What the team focuses on now: customer relationship management, sales follow-up, handling exceptions and complex requests, operational coordination, and the higher-value work that actually requires human judgment.
"AI is not removing the need for people," Belicia says. "It is removing the need for people to keep doing low-value repetitive work that technology can already handle better. In a manpower-constrained, high-labour-cost environment like F&B, that matters a lot."
"We went from manually processing every catering order to having AI handle intake, payment collection, and order confirmation automatically. Our team now focuses on food quality and customer relationships instead of chasing WhatsApp messages," Belicia says.
The accounting system Manna Pot has been running for years was kept untouched throughout the implementation. Odello integrates with it via API. Orders flow in, payments reconcile back. Belicia's bookkeeper's day didn't change. The operations team's day did.
The hardest part was not the technical setup
What Belicia describes as the most interesting part of the journey is something most AI vendors and integrators don't talk about openly: the technical setup wasn't the hardest part of the deployment.
"The hardest part was the mindset shift," Belicia says. "Getting people to trust the system. Helping teams see that AI is there to support them, not replace them. Building the right safeguards and guardrails around company data. And leading the business through change in a way that feels practical, not threatening. That, to me, is the real work of transformation."
The eAI team approaches every deployment with this in mind. The trust readiness curve and the technical readiness curve are different curves. Operators who try to skip the trust work in favour of pure technical speed end up with deployments that stall. Operators who build trust deliberately while the technology gets configured end up with deployments that survive contact with reality.

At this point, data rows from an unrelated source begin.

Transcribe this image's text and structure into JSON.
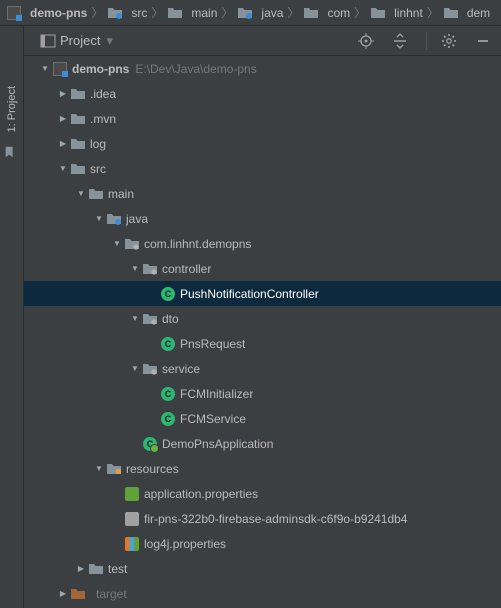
{
  "breadcrumbs": [
    {
      "label": "demo-pns",
      "icon": "project-root"
    },
    {
      "label": "src",
      "icon": "folder-blue"
    },
    {
      "label": "main",
      "icon": "folder"
    },
    {
      "label": "java",
      "icon": "folder-blue"
    },
    {
      "label": "com",
      "icon": "folder"
    },
    {
      "label": "linhnt",
      "icon": "folder"
    },
    {
      "label": "dem",
      "icon": "folder"
    }
  ],
  "tool_window": {
    "title": "Project",
    "side_label": "1: Project"
  },
  "tree": {
    "root": {
      "label": "demo-pns",
      "path": "E:\\Dev\\Java\\demo-pns"
    },
    "items": [
      {
        "depth": 0,
        "arrow": "down",
        "icon": "project-root",
        "label": "demo-pns",
        "bold": true,
        "suffix": "E:\\Dev\\Java\\demo-pns"
      },
      {
        "depth": 1,
        "arrow": "right",
        "icon": "folder",
        "label": ".idea"
      },
      {
        "depth": 1,
        "arrow": "right",
        "icon": "folder",
        "label": ".mvn"
      },
      {
        "depth": 1,
        "arrow": "right",
        "icon": "folder",
        "label": "log"
      },
      {
        "depth": 1,
        "arrow": "down",
        "icon": "folder",
        "label": "src"
      },
      {
        "depth": 2,
        "arrow": "down",
        "icon": "folder",
        "label": "main"
      },
      {
        "depth": 3,
        "arrow": "down",
        "icon": "folder-blue",
        "label": "java"
      },
      {
        "depth": 4,
        "arrow": "down",
        "icon": "package",
        "label": "com.linhnt.demopns"
      },
      {
        "depth": 5,
        "arrow": "down",
        "icon": "package",
        "label": "controller"
      },
      {
        "depth": 6,
        "arrow": "",
        "icon": "class",
        "label": "PushNotificationController",
        "selected": true
      },
      {
        "depth": 5,
        "arrow": "down",
        "icon": "package",
        "label": "dto"
      },
      {
        "depth": 6,
        "arrow": "",
        "icon": "class",
        "label": "PnsRequest"
      },
      {
        "depth": 5,
        "arrow": "down",
        "icon": "package",
        "label": "service"
      },
      {
        "depth": 6,
        "arrow": "",
        "icon": "class",
        "label": "FCMInitializer"
      },
      {
        "depth": 6,
        "arrow": "",
        "icon": "class",
        "label": "FCMService"
      },
      {
        "depth": 5,
        "arrow": "",
        "icon": "spring",
        "label": "DemoPnsApplication"
      },
      {
        "depth": 3,
        "arrow": "down",
        "icon": "folder-res",
        "label": "resources"
      },
      {
        "depth": 4,
        "arrow": "",
        "icon": "leaf",
        "label": "application.properties"
      },
      {
        "depth": 4,
        "arrow": "",
        "icon": "file",
        "label": "fir-pns-322b0-firebase-adminsdk-c6f9o-b9241db4"
      },
      {
        "depth": 4,
        "arrow": "",
        "icon": "log",
        "label": "log4j.properties"
      },
      {
        "depth": 2,
        "arrow": "right",
        "icon": "folder",
        "label": "test"
      },
      {
        "depth": 1,
        "arrow": "right",
        "icon": "folder-orange",
        "label": "target",
        "dim": true
      }
    ]
  }
}
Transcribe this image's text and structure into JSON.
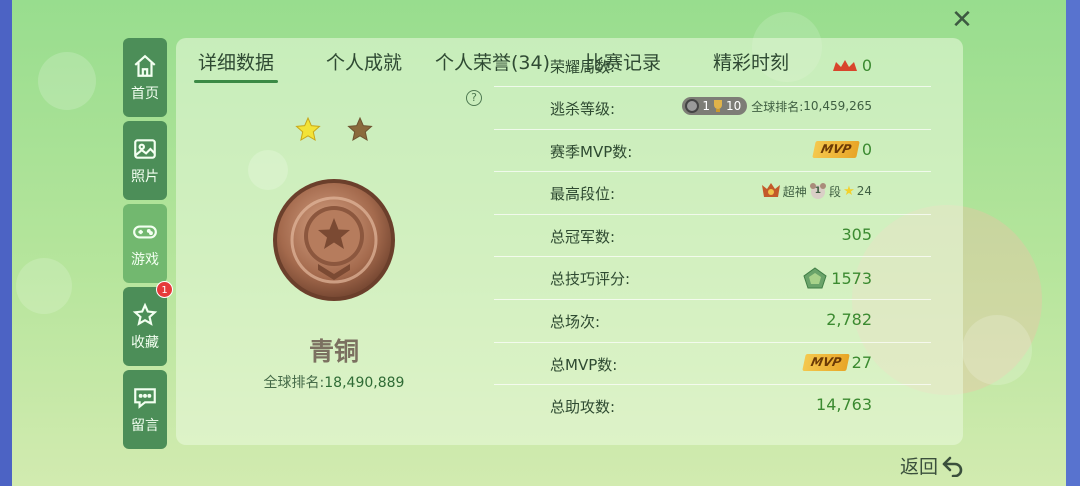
{
  "nav": {
    "items": [
      {
        "label": "首页",
        "icon": "home-icon"
      },
      {
        "label": "照片",
        "icon": "photo-icon"
      },
      {
        "label": "游戏",
        "icon": "gamepad-icon"
      },
      {
        "label": "收藏",
        "icon": "favorite-icon",
        "badge": "1"
      },
      {
        "label": "留言",
        "icon": "message-icon"
      }
    ]
  },
  "tabs": [
    "详细数据",
    "个人成就",
    "个人荣誉(34)",
    "比赛记录",
    "精彩时刻"
  ],
  "rank": {
    "title": "青铜",
    "global_label": "全球排名:",
    "global_value": "18,490,889",
    "stars_filled": 1,
    "stars_total": 2
  },
  "stats": {
    "honor_label": "荣耀局数:",
    "honor_value": "0",
    "escape_label": "逃杀等级:",
    "escape_level_badge": "1",
    "escape_level": "10",
    "escape_rank_label": "全球排名:",
    "escape_rank_value": "10,459,265",
    "season_mvp_label": "赛季MVP数:",
    "season_mvp_tag": "MVP",
    "season_mvp_value": "0",
    "highest_label": "最高段位:",
    "highest_tier1": "超神",
    "highest_tier2_num": "1",
    "highest_tier2": "段",
    "highest_stars": "24",
    "champion_label": "总冠军数:",
    "champion_value": "305",
    "skill_label": "总技巧评分:",
    "skill_value": "1573",
    "matches_label": "总场次:",
    "matches_value": "2,782",
    "total_mvp_label": "总MVP数:",
    "total_mvp_tag": "MVP",
    "total_mvp_value": "27",
    "assists_label": "总助攻数:",
    "assists_value": "14,763"
  },
  "back_label": "返回",
  "colors": {
    "accent": "#3b8a30",
    "nav": "#4c8e58",
    "nav_active": "#72b86f",
    "badge": "#e63a3a"
  }
}
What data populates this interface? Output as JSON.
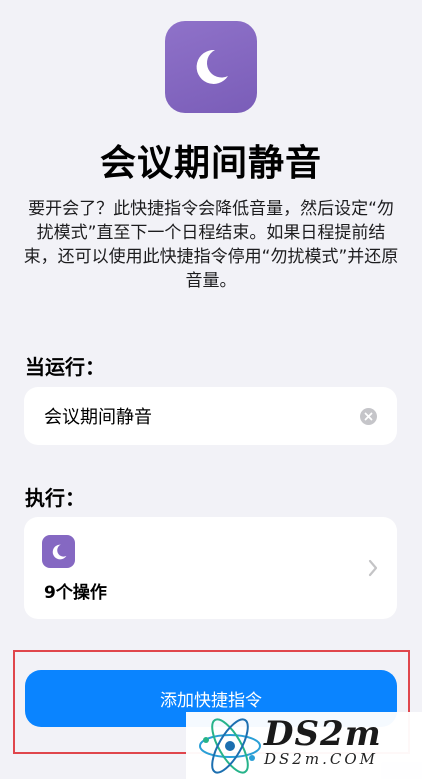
{
  "shortcut": {
    "title": "会议期间静音",
    "description": "要开会了？此快捷指令会降低音量，然后设定“勿扰模式”直至下一个日程结束。如果日程提前结束，还可以使用此快捷指令停用“勿扰模式”并还原音量。",
    "icon": "moon-icon",
    "accent_color": "#7e62bf"
  },
  "when_run": {
    "label": "当运行：",
    "value": "会议期间静音",
    "clear_icon": "clear-icon"
  },
  "do": {
    "label": "执行：",
    "action_count": "9个操作",
    "icon": "moon-icon",
    "chevron": "chevron-right-icon"
  },
  "primary_button": {
    "label": "添加快捷指令",
    "color": "#0a84ff"
  },
  "highlight_color": "#e0464c",
  "watermark": {
    "main": "DS2m",
    "sub": "DS2m.COM"
  }
}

What this journey validates
Three things this deployment shows clearly.
First, AI works best when it is tied to a real operational pain point, not adopted because it is trendy. Manna Pot's deployment was driven by a specific commercial reality (a failed previous vendor) and a specific operational pain (the manual order admin bottleneck on the team's time). The metrics improved because the deployment solved real problems, not because the technology was impressive in a demo.

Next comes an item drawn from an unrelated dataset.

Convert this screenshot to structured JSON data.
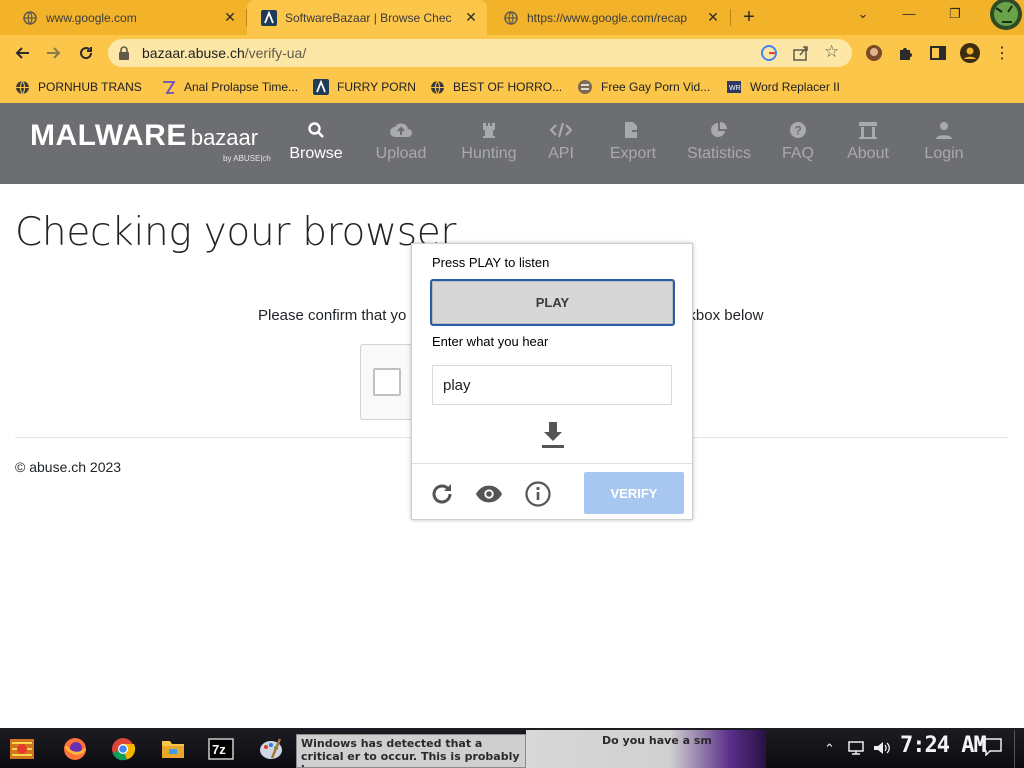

Second, an F&B business does not need to choose between people and AI. The goal is to use AI to free people up for the work that actually matters more. Manna Pot didn't reduce headcount on order admin; it redeployed that capacity onto higher-value relationship work. The team got more meaningful jobs, not fewer jobs.
Third, sometimes a crisis forces the clarity you would not have arrived at otherwise. Manna Pot's previous ERP failure looked like a nightmare at the time. It became the trigger for a much better, more future-ready solution. Many SG SMEs are sitting on legacy systems that aren't quite working but aren't quite broken enough to force action. The lesson: don't wait for the failure.
Where Manna Pot is now
Manna Pot is now in a stronger operational shape than it was before either the previous ERP or the bottleneck. The catering business runs with eAI by TreeDots as part of a larger sales, CRM, and operations ecosystem. Odello handles the customer-facing operational layer. The finance system continues to handle finance. The team focuses on the work that actually requires their judgment.
The tangible impact is already clear: less repetitive work, leaner manpower needs, faster customer response time, and a more scalable business model. Manna Pot is also extending the AI layer from B2B catering into B2C consumer ordering, where scaling channels becomes a configuration question, not a hiring question.
"This is what AI should do for SMEs," Belicia says. "Not just look impressive. But solve real-world business problems."